The technique is not without its dangers. Last week a history teacher at the Progress for All Free School (PAFS) received a fatal electric shock while trying to explain the Tiananmen Square Massacre to a group of youngsters. She had been speaking for a total of 34 seconds. The coroner reached a verdict of accidental death. ‘It’s sad for her family’, said Paul Rambert, Principal at PAFS. ‘But, ultimately, she and those like her represent a threat to children’s education. It’s better that this threat is eliminated, at whatever cost.’



Scientists say they have split the sub-level


Scientists at Carterton University’s Centre for Learning claim to have split the sub-level. 

The breakthrough was made by a team of educational scientists who have been working on the problem since 2005. ‘We knew there had to be a way to do this,’ said scientist Rupert Hardman. ‘Our initial lab tests indicated that the potential to split the sub-level was there. Now, thanks to technological advances we have finally been able do it.’

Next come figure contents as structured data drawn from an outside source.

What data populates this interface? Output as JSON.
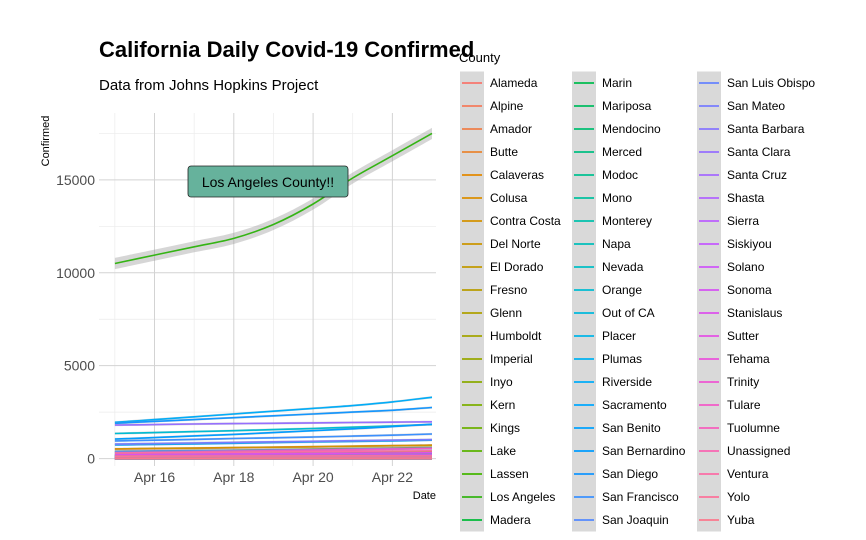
{
  "chart_data": {
    "type": "line",
    "title": "California Daily Covid-19 Confirmed",
    "subtitle": "Data from Johns Hopkins Project",
    "xlabel": "Date",
    "ylabel": "Confirmed",
    "x_ticks": [
      "Apr 16",
      "Apr 18",
      "Apr 20",
      "Apr 22"
    ],
    "x_tick_days": [
      16,
      18,
      20,
      22
    ],
    "xlim": [
      14.6,
      23.1
    ],
    "y_ticks": [
      "0",
      "5000",
      "10000",
      "15000"
    ],
    "y_tick_values": [
      0,
      5000,
      10000,
      15000
    ],
    "ylim": [
      -400,
      18600
    ],
    "grid": true,
    "legend_title": "County",
    "legend_position": "right",
    "annotation": "Los Angeles County!!",
    "x": [
      15,
      16,
      17,
      18,
      19,
      20,
      21,
      22,
      23
    ],
    "series": [
      {
        "name": "Alameda",
        "color": "#F8766D",
        "values": [
          510,
          530,
          555,
          580,
          605,
          630,
          660,
          690,
          720
        ]
      },
      {
        "name": "Alpine",
        "color": "#F47B5C",
        "values": [
          1,
          1,
          1,
          1,
          1,
          1,
          1,
          1,
          1
        ]
      },
      {
        "name": "Amador",
        "color": "#EF7F49",
        "values": [
          5,
          5,
          6,
          6,
          7,
          7,
          8,
          8,
          8
        ]
      },
      {
        "name": "Butte",
        "color": "#E98532",
        "values": [
          17,
          17,
          18,
          18,
          18,
          19,
          19,
          20,
          20
        ]
      },
      {
        "name": "Calaveras",
        "color": "#E38900",
        "values": [
          9,
          10,
          10,
          10,
          11,
          11,
          11,
          12,
          12
        ]
      },
      {
        "name": "Colusa",
        "color": "#DB8E00",
        "values": [
          3,
          3,
          3,
          3,
          3,
          3,
          3,
          3,
          3
        ]
      },
      {
        "name": "Contra Costa",
        "color": "#D39200",
        "values": [
          520,
          545,
          565,
          590,
          610,
          640,
          665,
          690,
          720
        ]
      },
      {
        "name": "Del Norte",
        "color": "#CB9600",
        "values": [
          4,
          4,
          4,
          4,
          4,
          4,
          4,
          4,
          4
        ]
      },
      {
        "name": "El Dorado",
        "color": "#C29A00",
        "values": [
          44,
          46,
          47,
          48,
          49,
          50,
          51,
          52,
          53
        ]
      },
      {
        "name": "Fresno",
        "color": "#B89D00",
        "values": [
          200,
          215,
          230,
          250,
          270,
          290,
          310,
          335,
          360
        ]
      },
      {
        "name": "Glenn",
        "color": "#AEA100",
        "values": [
          4,
          4,
          4,
          4,
          4,
          4,
          4,
          4,
          4
        ]
      },
      {
        "name": "Humboldt",
        "color": "#A3A400",
        "values": [
          50,
          51,
          52,
          53,
          54,
          54,
          55,
          55,
          56
        ]
      },
      {
        "name": "Imperial",
        "color": "#97A700",
        "values": [
          120,
          140,
          160,
          180,
          195,
          210,
          230,
          250,
          270
        ]
      },
      {
        "name": "Inyo",
        "color": "#8AAA00",
        "values": [
          13,
          14,
          15,
          16,
          17,
          18,
          19,
          20,
          21
        ]
      },
      {
        "name": "Kern",
        "color": "#7CAE00",
        "values": [
          390,
          410,
          430,
          450,
          480,
          510,
          540,
          570,
          600
        ]
      },
      {
        "name": "Kings",
        "color": "#6CB100",
        "values": [
          60,
          65,
          70,
          75,
          80,
          85,
          90,
          95,
          100
        ]
      },
      {
        "name": "Lake",
        "color": "#5AB300",
        "values": [
          8,
          8,
          9,
          9,
          9,
          10,
          10,
          10,
          10
        ]
      },
      {
        "name": "Lassen",
        "color": "#44B600",
        "values": [
          0,
          0,
          0,
          0,
          0,
          0,
          0,
          0,
          0
        ]
      },
      {
        "name": "Los Angeles",
        "color": "#34B414",
        "values": [
          10500,
          10950,
          11400,
          11850,
          12600,
          13700,
          15100,
          16300,
          17500
        ]
      },
      {
        "name": "Madera",
        "color": "#00BA38",
        "values": [
          30,
          31,
          32,
          33,
          34,
          35,
          36,
          37,
          38
        ]
      },
      {
        "name": "Marin",
        "color": "#00BC4E",
        "values": [
          180,
          185,
          190,
          195,
          200,
          205,
          210,
          215,
          220
        ]
      },
      {
        "name": "Mariposa",
        "color": "#00BD61",
        "values": [
          1,
          1,
          1,
          1,
          1,
          1,
          1,
          1,
          1
        ]
      },
      {
        "name": "Mendocino",
        "color": "#00BE72",
        "values": [
          7,
          7,
          8,
          8,
          8,
          9,
          9,
          9,
          9
        ]
      },
      {
        "name": "Merced",
        "color": "#00BF82",
        "values": [
          80,
          85,
          90,
          95,
          100,
          105,
          110,
          115,
          120
        ]
      },
      {
        "name": "Modoc",
        "color": "#00C091",
        "values": [
          0,
          0,
          0,
          0,
          0,
          0,
          0,
          0,
          0
        ]
      },
      {
        "name": "Mono",
        "color": "#00C09F",
        "values": [
          25,
          25,
          26,
          26,
          27,
          27,
          28,
          28,
          29
        ]
      },
      {
        "name": "Monterey",
        "color": "#00C0AD",
        "values": [
          150,
          160,
          170,
          180,
          190,
          200,
          210,
          220,
          230
        ]
      },
      {
        "name": "Napa",
        "color": "#00BFBA",
        "values": [
          55,
          57,
          60,
          62,
          64,
          66,
          68,
          70,
          72
        ]
      },
      {
        "name": "Nevada",
        "color": "#00BEC6",
        "values": [
          35,
          36,
          37,
          38,
          39,
          40,
          40,
          41,
          41
        ]
      },
      {
        "name": "Orange",
        "color": "#00BCD2",
        "values": [
          1350,
          1400,
          1450,
          1500,
          1560,
          1620,
          1690,
          1760,
          1830
        ]
      },
      {
        "name": "Out of CA",
        "color": "#00B9DD",
        "values": [
          0,
          0,
          0,
          0,
          0,
          0,
          0,
          0,
          0
        ]
      },
      {
        "name": "Placer",
        "color": "#00B6E7",
        "values": [
          140,
          145,
          150,
          155,
          160,
          165,
          170,
          175,
          180
        ]
      },
      {
        "name": "Plumas",
        "color": "#00B2F1",
        "values": [
          4,
          4,
          4,
          4,
          4,
          4,
          4,
          4,
          4
        ]
      },
      {
        "name": "Riverside",
        "color": "#00ADF9",
        "values": [
          1950,
          2100,
          2250,
          2400,
          2550,
          2700,
          2850,
          3050,
          3300
        ]
      },
      {
        "name": "Sacramento",
        "color": "#00A8FF",
        "values": [
          730,
          760,
          790,
          820,
          860,
          890,
          920,
          950,
          990
        ]
      },
      {
        "name": "San Benito",
        "color": "#00A2FF",
        "values": [
          40,
          41,
          42,
          43,
          44,
          45,
          46,
          47,
          48
        ]
      },
      {
        "name": "San Bernardino",
        "color": "#009CFF",
        "values": [
          1050,
          1130,
          1220,
          1300,
          1400,
          1500,
          1600,
          1720,
          1850
        ]
      },
      {
        "name": "San Diego",
        "color": "#1296FF",
        "values": [
          1900,
          2000,
          2100,
          2200,
          2300,
          2400,
          2500,
          2600,
          2750
        ]
      },
      {
        "name": "San Francisco",
        "color": "#3B90FF",
        "values": [
          950,
          990,
          1030,
          1080,
          1120,
          1160,
          1210,
          1260,
          1320
        ]
      },
      {
        "name": "San Joaquin",
        "color": "#5389FF",
        "values": [
          380,
          400,
          420,
          440,
          460,
          480,
          500,
          520,
          540
        ]
      },
      {
        "name": "San Luis Obispo",
        "color": "#6683FF",
        "values": [
          140,
          145,
          150,
          155,
          160,
          165,
          170,
          175,
          180
        ]
      },
      {
        "name": "San Mateo",
        "color": "#787CFF",
        "values": [
          780,
          810,
          840,
          870,
          900,
          930,
          960,
          990,
          1020
        ]
      },
      {
        "name": "Santa Barbara",
        "color": "#8876FF",
        "values": [
          320,
          350,
          380,
          410,
          450,
          480,
          510,
          540,
          570
        ]
      },
      {
        "name": "Santa Clara",
        "color": "#966FFF",
        "values": [
          1800,
          1830,
          1860,
          1880,
          1900,
          1920,
          1940,
          1960,
          1980
        ]
      },
      {
        "name": "Santa Cruz",
        "color": "#A469FF",
        "values": [
          100,
          105,
          110,
          115,
          120,
          123,
          126,
          130,
          135
        ]
      },
      {
        "name": "Shasta",
        "color": "#B063FF",
        "values": [
          28,
          29,
          29,
          30,
          30,
          31,
          31,
          32,
          32
        ]
      },
      {
        "name": "Sierra",
        "color": "#BB5EFF",
        "values": [
          0,
          0,
          0,
          0,
          0,
          0,
          0,
          0,
          0
        ]
      },
      {
        "name": "Siskiyou",
        "color": "#C459FF",
        "values": [
          5,
          5,
          5,
          5,
          5,
          5,
          5,
          5,
          5
        ]
      },
      {
        "name": "Solano",
        "color": "#CE55F9",
        "values": [
          140,
          145,
          150,
          155,
          160,
          165,
          170,
          175,
          180
        ]
      },
      {
        "name": "Sonoma",
        "color": "#D652F3",
        "values": [
          160,
          165,
          170,
          175,
          180,
          185,
          190,
          195,
          200
        ]
      },
      {
        "name": "Stanislaus",
        "color": "#DD51EC",
        "values": [
          230,
          240,
          250,
          260,
          270,
          280,
          290,
          300,
          310
        ]
      },
      {
        "name": "Sutter",
        "color": "#E451E4",
        "values": [
          25,
          26,
          27,
          28,
          29,
          30,
          31,
          32,
          33
        ]
      },
      {
        "name": "Tehama",
        "color": "#EA52DB",
        "values": [
          1,
          1,
          1,
          1,
          1,
          1,
          1,
          1,
          1
        ]
      },
      {
        "name": "Trinity",
        "color": "#EF55D2",
        "values": [
          1,
          1,
          1,
          1,
          1,
          1,
          1,
          1,
          1
        ]
      },
      {
        "name": "Tulare",
        "color": "#F35AC8",
        "values": [
          300,
          330,
          360,
          390,
          420,
          450,
          480,
          510,
          540
        ]
      },
      {
        "name": "Tuolumne",
        "color": "#F65FBD",
        "values": [
          3,
          3,
          3,
          3,
          3,
          3,
          3,
          3,
          3
        ]
      },
      {
        "name": "Unassigned",
        "color": "#F966B2",
        "values": [
          0,
          0,
          0,
          0,
          0,
          0,
          0,
          0,
          0
        ]
      },
      {
        "name": "Ventura",
        "color": "#FB6CA6",
        "values": [
          300,
          315,
          330,
          345,
          360,
          375,
          390,
          405,
          420
        ]
      },
      {
        "name": "Yolo",
        "color": "#FC729A",
        "values": [
          130,
          132,
          134,
          136,
          138,
          140,
          142,
          144,
          146
        ]
      },
      {
        "name": "Yuba",
        "color": "#FB778D",
        "values": [
          20,
          21,
          22,
          23,
          24,
          25,
          26,
          27,
          28
        ]
      }
    ]
  }
}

The sub-sub-level will allow teachers to pinpoint children’s progress much more accurately, and will do a great deal to ensure that the last traces of spontaneity and individuality are banished from the classroom. 

Though small, these traces are still present in most schools and represent a considerable threat to children.

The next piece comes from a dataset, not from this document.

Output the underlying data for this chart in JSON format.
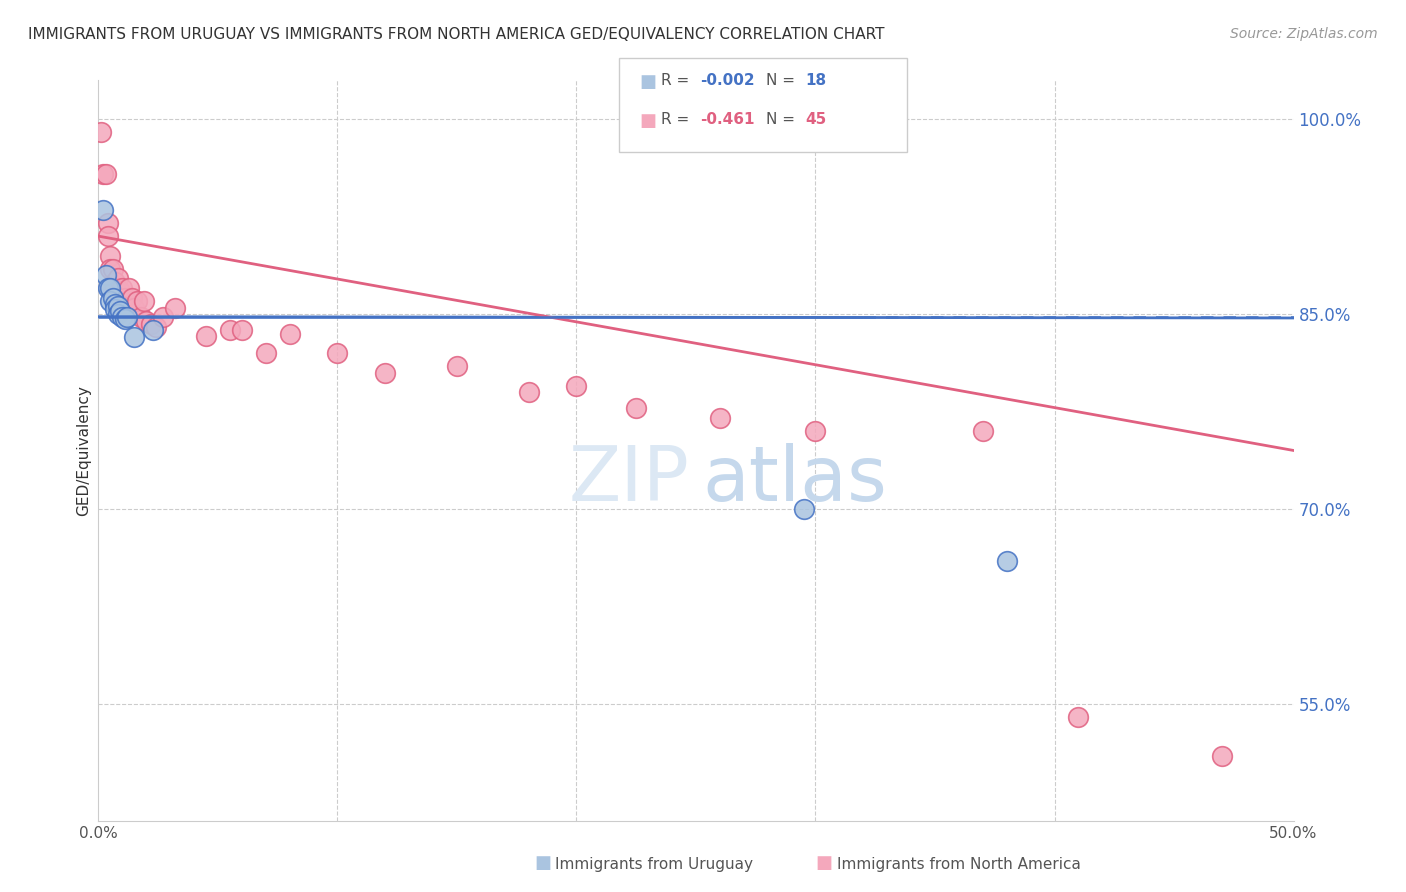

Hardman warns, however, that the sub-level must be split in a controlled environment. ‘Sub-level fission can unleash an enormous amount of very powerful educational bullshit,’ he said.

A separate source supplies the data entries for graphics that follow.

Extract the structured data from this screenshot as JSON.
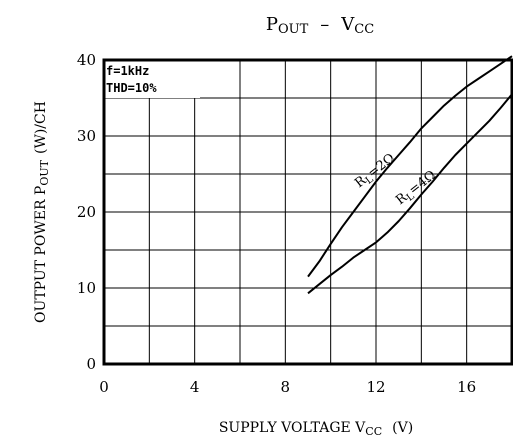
{
  "chart_data": {
    "type": "line",
    "title": "Pₒᵤₜ – Vᴄᴄ",
    "title_parts": {
      "main_left": "P",
      "sub_left": "OUT",
      "dash": "–",
      "main_right": "V",
      "sub_right": "CC"
    },
    "xlabel": "SUPPLY VOLTAGE V",
    "xlabel_sub": "CC",
    "xlabel_unit": "(V)",
    "ylabel": "OUTPUT POWER P",
    "ylabel_sub": "OUT",
    "ylabel_unit": "(W)/CH",
    "xlim": [
      0,
      18
    ],
    "ylim": [
      0,
      40
    ],
    "x_ticks": [
      0,
      4,
      8,
      12,
      16
    ],
    "y_ticks": [
      0,
      10,
      20,
      30,
      40
    ],
    "grid": true,
    "annotations": [
      "f=1kHz",
      "THD=10%"
    ],
    "series": [
      {
        "name": "RL=2Ω",
        "label_main": "R",
        "label_sub": "L",
        "label_value": "=2Ω",
        "x": [
          9.0,
          9.5,
          10.0,
          10.5,
          11.0,
          11.5,
          12.0,
          12.5,
          13.0,
          13.5,
          14.0,
          14.5,
          15.0,
          15.5,
          16.0,
          16.5,
          17.0,
          17.5,
          18.0
        ],
        "y": [
          11.5,
          13.5,
          15.8,
          18.0,
          20.0,
          22.0,
          24.0,
          25.8,
          27.5,
          29.2,
          31.0,
          32.5,
          34.0,
          35.3,
          36.5,
          37.5,
          38.5,
          39.5,
          40.5
        ]
      },
      {
        "name": "RL=4Ω",
        "label_main": "R",
        "label_sub": "L",
        "label_value": "=4Ω",
        "x": [
          9.0,
          9.5,
          10.0,
          10.5,
          11.0,
          11.5,
          12.0,
          12.5,
          13.0,
          13.5,
          14.0,
          14.5,
          15.0,
          15.5,
          16.0,
          16.5,
          17.0,
          17.5,
          18.0
        ],
        "y": [
          9.3,
          10.5,
          11.7,
          12.8,
          14.0,
          15.0,
          16.0,
          17.3,
          18.8,
          20.5,
          22.3,
          24.0,
          25.8,
          27.5,
          29.0,
          30.5,
          32.0,
          33.7,
          35.5
        ]
      }
    ]
  }
}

Powerful sub-sub-levels are released in sub-level fission procedure

Posh people offered fast-track into teaching


The government has announced further plans to enable posh people to enter the teaching profession without undertaking specific training.

Education Minister Douglas Macintyre said that the move follows the success of the Teach First Program. ‘Obviously,’ he says ‘the primary objective of Teach First was to get posh people into inner-city schools so that some of their poshness might rub off on the poor communities. However, asking for a 2:1 or above is an unrealistic entry requirement for many of the poshest people. That’s why we've decided to offer the Poshtrack Program.’

To qualify for Poshtrack, applicants need only demonstrate hearty enthusiasm and good breeding.  Hetty Broadman, who is nine, is Assistant Head at the North Norwood Progress Academy (NNPA), an inner-city 11-18 comprehensive. ‘I’ve slashed the inclusion budget and redirected it for polo lessons,’ Hetty explains. ‘People think a nine-year-old can’t run a large educational establishment, but it’s easy peasy lemon squeezy. If you’re posh enough, you’re old enough.’

Posh people will have the right to fuck up their degrees and still become teachers.


Academy bans moving backwards


An academy in Luton has banned students and staff from moving backwards. The Forward! Academy (FA) says that the move is a logical step in making its motto ‘Progress forward together as individuals’ a reality.

Karl Harris, Principal at the Forward! Academy, explains ‘We do not tolerate our students going backwards in their learning, so why would we tolerate them going backwards in any other way?’

If individuals leave a room and then realise they have forgotten something, the rules forbid them from going ‘back’ for it. Instead, the individual should walk all the way around the school until they approach the room from a different direction, thus preventing any episode of moving backwards.

‘It can be tough,’ says Katy Hoang, 13. ‘The other day someone came towards me really quickly carrying their dinner tray. I had to push myself against the wall to avoid a collision.’

Physical Education at the Forward! Academy has been adapted to accommodate the change. ‘We no longer offer rowing, high jump or any other sport in which the competitor is required to move in a backwards direction,’ says Head of PE Sandy Hargreaves.  ‘To be honest, I think we will probably be left with running.’


The Forward! Academy has a simple philosophy.